Calculate general stationary correlation.
.cor_stat(base, lagrangian, par_base, par_lagr, lambda, base_fixed = FALSE)Correlations for the general stationary model. Same dimension of
base if base_fixed = FALSE.
Base model, sep or fs for now. Or correlation matrix/array.
Lagrangian model, none, lagr_tri, or lagr_askey.
Parameters for the base model (symmetric), used only when
base_fixed = FALSE.
Parameters for the Lagrangian model. Used only when
lagrangian is not none.
Weight of the Lagrangian term, \(\lambda\in[0, 1]\).
Logical; if TRUE, base is the correlation.

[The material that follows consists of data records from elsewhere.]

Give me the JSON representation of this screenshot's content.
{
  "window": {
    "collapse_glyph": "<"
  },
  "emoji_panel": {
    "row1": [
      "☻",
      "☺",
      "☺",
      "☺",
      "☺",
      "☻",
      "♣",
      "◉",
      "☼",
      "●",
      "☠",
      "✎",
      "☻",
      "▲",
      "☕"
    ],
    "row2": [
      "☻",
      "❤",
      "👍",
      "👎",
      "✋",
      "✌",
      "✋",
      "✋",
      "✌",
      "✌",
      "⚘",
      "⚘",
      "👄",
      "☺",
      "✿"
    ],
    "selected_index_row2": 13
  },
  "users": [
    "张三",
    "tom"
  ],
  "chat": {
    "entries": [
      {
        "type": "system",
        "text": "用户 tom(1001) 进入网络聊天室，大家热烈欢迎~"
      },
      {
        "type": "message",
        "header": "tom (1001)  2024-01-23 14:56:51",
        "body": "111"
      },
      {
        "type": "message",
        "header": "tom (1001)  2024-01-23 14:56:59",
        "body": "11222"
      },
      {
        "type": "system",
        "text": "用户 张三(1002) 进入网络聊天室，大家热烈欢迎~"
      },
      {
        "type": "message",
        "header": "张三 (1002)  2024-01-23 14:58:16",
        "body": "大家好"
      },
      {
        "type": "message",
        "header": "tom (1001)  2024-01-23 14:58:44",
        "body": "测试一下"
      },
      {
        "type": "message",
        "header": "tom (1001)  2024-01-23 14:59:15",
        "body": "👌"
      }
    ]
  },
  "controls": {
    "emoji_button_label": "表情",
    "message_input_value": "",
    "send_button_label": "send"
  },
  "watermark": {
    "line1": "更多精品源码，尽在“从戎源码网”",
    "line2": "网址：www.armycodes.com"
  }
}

The general station model, a convex combination of a base model and a Lagrangian model, has the form $$C(\mathbf{h}, u)=(1-\lambda)C_{\text{Base}}(\mathbf{h}, u)+ \lambda C_{\text{Lagr}}(\mathbf{h}, u),$$ where \(\lambda\) is the weight of the Lagrangian term.
If base_fixed = TRUE, the correlation is of the form
$$C(\mathbf{h}, u)=(1-\lambda)C_{\text{Base}}+
\lambda C_{\text{Lagr}}(\mathbf{h}, u),$$
where base is a correlation matrix/array and par_base and h are not
used.
When lagrangian = "none", lambda must be 0.
Gneiting, T., Genton, M., & Guttorp, P. (2006). Geostatistical Space-Time Models, Stationarity, Separability, and Full Symmetry. In C&H/CRC Monographs on Statistics & Applied Probability (pp. 151–175). Chapman and Hall/CRC.